Around this time each year, Marilyn and her husband Hal begin focusing their efforts on one of her favorite volunteer duties – Asbury’s Annual Elves Day. As chief elves, Marilyn and Hal are in charge of organizing the collection of gifts to create holiday gift bags for every resident of Kindley Assisted Living and the Wilson Health Care Center. A tradition for more than 25 years, Elves Day is a main event of the Asbury Guild, a philanthropic society run by Asbury residents.  Delivery and assembly day starts early in the Rosborough Center Community Rooms, which seem to fairly glow red, green and gold with all the wrapping paper and ribbons. Marilyn and Hal appear to be everywhere that day, running hither and yon in their elf hats and vests. 

“It’s a wonderful experience,” Marilyn says. “The other day I ran into an associate who works at Kindley Assisted Living and she told me how much the gift bag and visit meant to them. And we always get lovely notes. There’s no lack of people, including associates, who want to help and be part of the experience.” 

She and Hal - who are both the second generation of their family to retire at Asbury - also form a team for Village Life, Asbury’s semi-monthly resident newspaper. 

“I worked on my hometown newspaper for three summers and loved it,” Marilyn says, although after college she decided to pursue teaching and spent 30 years as a home instructor teaching English, History, as well as science and math when called upon to do so.

She now serves as the newspaper’s editor for her apartment building, Trott, reporting on news and new residents there, in addition to writing articles on other topics when assigned. Hal is one of the community’s unofficial staff photographers, recording on-campus special events such as a recent musical staged by residents and taking photos for Village Life.

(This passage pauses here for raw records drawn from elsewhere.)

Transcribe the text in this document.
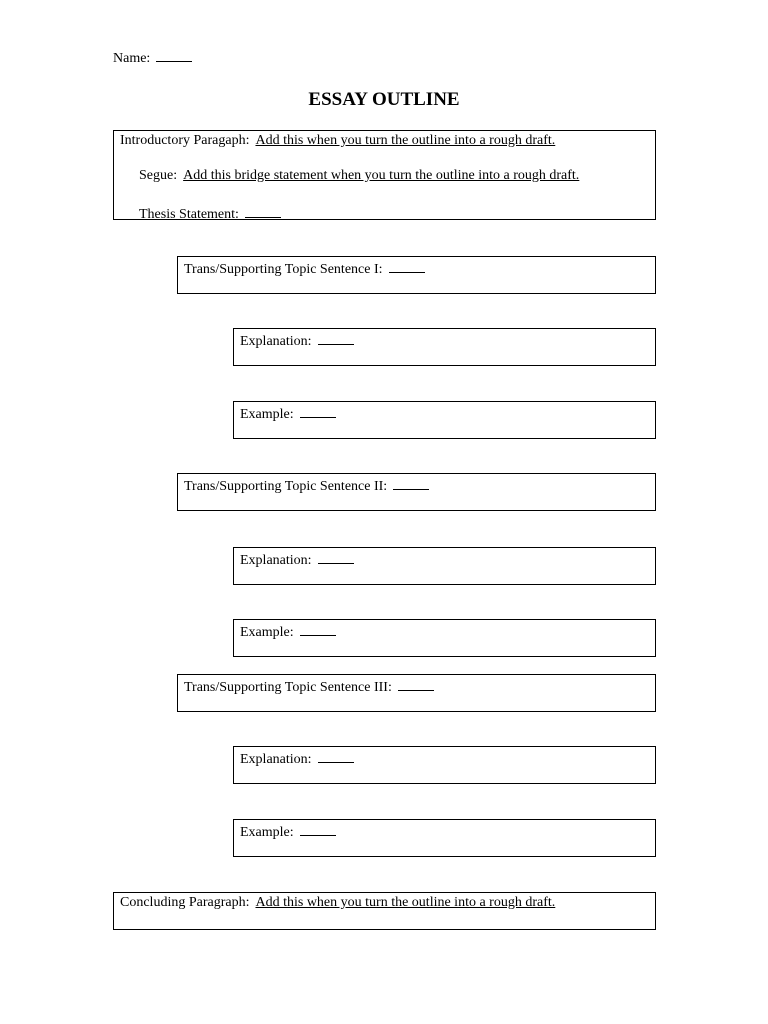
Name:
ESSAY OUTLINE
Introductory Paragaph: Add this when you turn the outline into a rough draft.
Segue: Add this bridge statement when you turn the outline into a rough draft.
Thesis Statement:
Trans/Supporting Topic Sentence I:
Explanation:
Example:
Trans/Supporting Topic Sentence II:
Explanation:
Example:
Trans/Supporting Topic Sentence III:
Explanation:
Example:
Concluding Paragraph: Add this when you turn the outline into a rough draft.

On Labor Day, Hal got a workout running alongside Asbury’s float in the Gaithersburg Labor Day Parade, capturing all the residents who participated.

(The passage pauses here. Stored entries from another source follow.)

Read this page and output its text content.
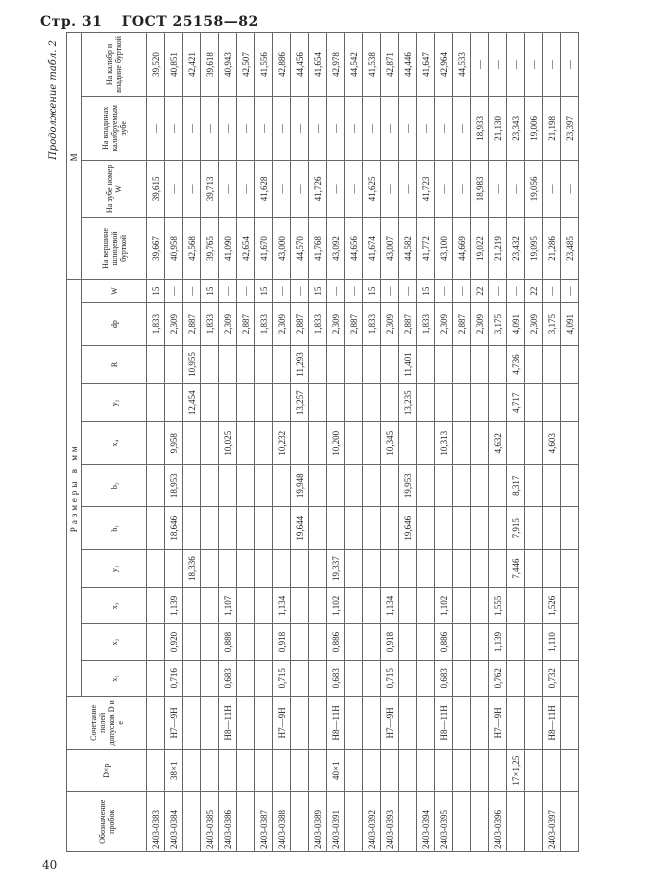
Стр. 31 ГОСТ 25158—82
Продолжение табл. 2
Обозначение пробок	D×p	Сочетание полей допусков D и e	Размеры в мм											M			
			x₁	x₂	x₃	y₁	b₁	b₂	x₄	y₂	R	dр	W	На вершине шлицевой бурткой	На зубе номер W	На впадинах калибруемым зубе	На калибр и впадине бурткой
2403-0383												1,833	15	39,667	39,615	—	39,520
2403-0384	38×1	H7—9H	0,716	0,920	1,139		18,646	18,953	9,958			2,309	—	40,958	—	—	40,851
						18,336				12,454	10,955	2,887	—	42,568	—	—	42,421
2403-0385												1,833	15	39,765	39,713	—	39,618
2403-0386		H8—11H	0,683	0,888	1,107				10,025			2,309	—	41,090	—	—	40,943
												2,887	—	42,654	—	—	42,507
2403-0387												1,833	15	41,670	41,628	—	41,556
2403-0388		H7—9H	0,715	0,918	1,134				10,232			2,309	—	43,000	—	—	42,886
							19,644	19,948		13,257	11,293	2,887	—	44,570	—	—	44,456
2403-0389												1,833	15	41,768	41,726	—	41,654
2403-0391	40×1	H8—11H	0,683	0,886	1,102	19,337			10,200			2,309	—	43,092	—	—	42,978
												2,887	—	44,656	—	—	44,542
2403-0392												1,833	15	41,674	41,625	—	41,538
2403-0393		H7—9H	0,715	0,918	1,134				10,345			2,309	—	43,007	—	—	42,871
							19,646	19,953		13,235	11,401	2,887	—	44,582	—	—	44,446
2403-0394												1,833	15	41,772	41,723	—	41,647
2403-0395		H8—11H	0,683	0,886	1,102				10,313			2,309	—	43,100	—	—	42,964
												2,887	—	44,669	—	—	44,533
												2,309	22	19,022	18,983	18,933	—
2403-0396		H7—9H	0,762	1,139	1,555				4,632			3,175	—	21,219	—	21,130	—
	17×1,25					7,446	7,915	8,317		4,717	4,736	4,091	—	23,432	—	23,343	—
												2,309	22	19,095	19,056	19,006	—
2403-0397		H8—11H	0,732	1,110	1,526				4,603			3,175	—	21,286	—	21,198	—
												4,091	—	23,485	—	23,397	—
40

Marilyn acknowledges that there are certain times when deadlines and events from her various activities converge and she wonders what she was thinking when she said ‘yes’. But she feels that’s an intermittent downside to the many positive benefits she gets from being involved. Each Fall, the community holds a informational fair where residents set up tables presenting information on all of events, clubs and committees around campus.

Her advice for new residents is to follow the same process she used when she moved to Asbury: “You know what you’re interested in and what you enjoy. Talk to people and see what is available and then follow your passion. You won’t have any problem finding out about things – people approach you pretty quickly. I had a person approach me about literacy volunteering soon after she moved in, and I’m afraid I may have waited too long to get her training scheduled. You have to get them quick before they become too involved,” she laughs.